The curator, Christian (Claes Bang), is an affable fellow and an ideal front man, tall and elegant, radiating confidence and rationality. In Bang’s performance there is a hint, but only a hint, that Christian might even have a clue that he’s a charlatan. In one of his first scenes, he describes a work of art by saying that the absence of something suggests the presence of it, a sophism that’s all the rage on college campuses. But as he says this, a look flickers across his eyes, suggesting he doesn’t know what he’s talking about.
“The Square,” which won the Palme d’Or at the Cannes Film Festival, is a Swedish film, written and directed by Ruben Östlund. It’s long, always interesting and pointed in its observations, even if all the film’s elements aren’t quite integrated. Bang is at the center of the film (Moss appears in only a handful of scenes), and he’s a sympathetic figure, a perfectly nice guy contributing to the decline of Western Civilization.
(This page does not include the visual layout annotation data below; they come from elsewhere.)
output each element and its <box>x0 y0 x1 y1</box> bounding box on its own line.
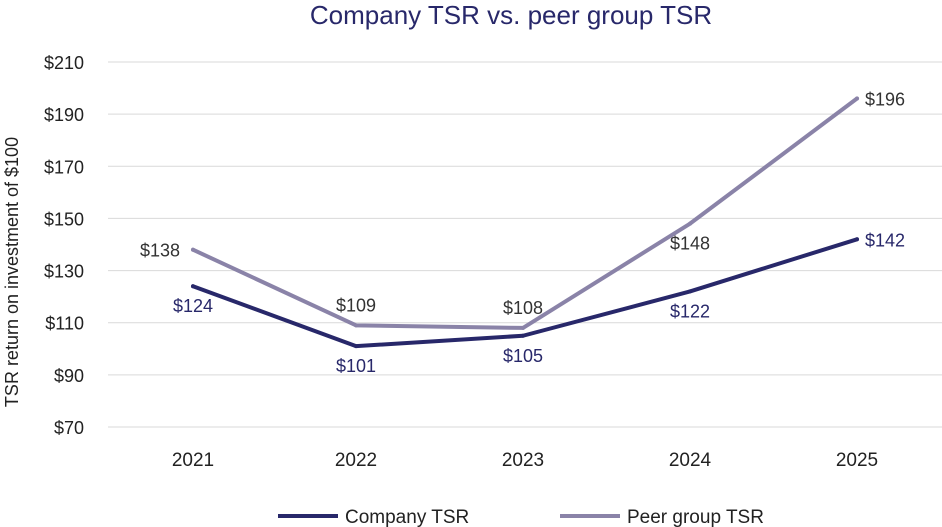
data-point <box>354 344 358 349</box>
x-tick-label: 2025 <box>836 450 878 471</box>
chart-title: Company TSR vs. peer group TSR <box>310 0 712 30</box>
x-tick-label: 2023 <box>502 450 544 471</box>
y-tick-label: $110 <box>45 314 84 334</box>
data-point <box>191 247 195 252</box>
data-point <box>855 96 859 101</box>
legend: Company TSR Peer group TSR <box>278 507 764 527</box>
y-tick-label: $130 <box>44 262 84 282</box>
y-tick-label: $190 <box>44 105 84 125</box>
data-point <box>354 323 358 328</box>
data-label: $122 <box>670 301 710 321</box>
y-tick-label: $170 <box>44 157 84 177</box>
data-labels: $124 $101 $105 $122 $142 $138 $109 $108 $148 $196 <box>140 90 905 377</box>
data-point <box>191 284 195 289</box>
data-label: $142 <box>865 230 905 250</box>
legend-label: Company TSR <box>345 507 469 527</box>
data-label: $108 <box>503 298 543 318</box>
data-label: $196 <box>865 90 905 110</box>
y-tick-label: $90 <box>54 366 84 386</box>
y-tick-label: $150 <box>44 209 84 229</box>
peer-group-tsr-line <box>191 96 859 330</box>
data-label: $138 <box>140 241 180 261</box>
company-tsr-line <box>191 237 859 349</box>
x-axis-ticks: 2021 2022 2023 2024 2025 <box>172 450 878 471</box>
data-point <box>688 289 692 294</box>
data-point <box>521 333 525 338</box>
data-point <box>521 325 525 330</box>
x-tick-label: 2024 <box>669 450 712 471</box>
x-tick-label: 2022 <box>335 450 377 471</box>
data-label: $105 <box>503 346 543 366</box>
gridlines <box>108 61 942 428</box>
series-lines <box>191 96 859 349</box>
data-label: $124 <box>173 296 213 316</box>
data-point <box>855 237 859 242</box>
y-tick-label: $210 <box>44 53 84 73</box>
y-axis-label: TSR return on investment of $100 <box>2 137 22 407</box>
legend-label: Peer group TSR <box>627 507 764 527</box>
y-tick-label: $70 <box>54 418 84 438</box>
x-tick-label: 2021 <box>172 450 214 471</box>
data-label: $101 <box>336 356 376 376</box>
data-label: $148 <box>670 234 710 254</box>
data-point <box>688 221 692 226</box>
y-axis-ticks: $70 $90 $110 $130 $150 $170 $190 $210 <box>44 53 84 438</box>
data-label: $109 <box>336 295 376 315</box>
“The Square” takes its title from a new exhibit the museum is promoting, an approximately 10-by-10-foot space on the ground, which proclaims itself as an oasis of kindness and peace. The simplicity of this has an apologetic sincerity, but it has no power. The movie seems to be saying that this range, between opacity and naivete, represents the available spectrum of art that we’re currently allowed to look at. It tells of an era in which art itself has become self-despising.
In one scene, we witness the pulling down of a highly middlebrow but communally pleasurable equestrian statue, placed previously outside Stockholm’s royal palace. It’s a moment that epitomizes art’s impotence and commodification.
“The Square” is a long film that doesn’t feel long. It’s funny throughout — not to say that it inspires many laughs, but it’s full of irony and absurdity and is very smart. Mainly, though, the film creates a sense of unease, scene by scene. Christian has his wallet and phone pickpocketed in the movie’s first minutes, and his attempt to get them back creates more trouble. But then, even relatively mild, two-person scenes here create a sense of impending danger, an abyss waiting to swallow up the central character.
In one of the museum’s exhibition rooms, there is a floor-to-ceiling digital panel showing a man in close-up, acting like an ape. The primitive human being that looks at us through the display expresses a wordless pathos, a victimized and yet mighty force in the human experience. This is the side of life that the sterile art in this museum would like to forget or contain. If “The Square” has a point — and it probably has several — it’s that the visceral aspect of life cannot be fully suppressed and shouldn’t be denied.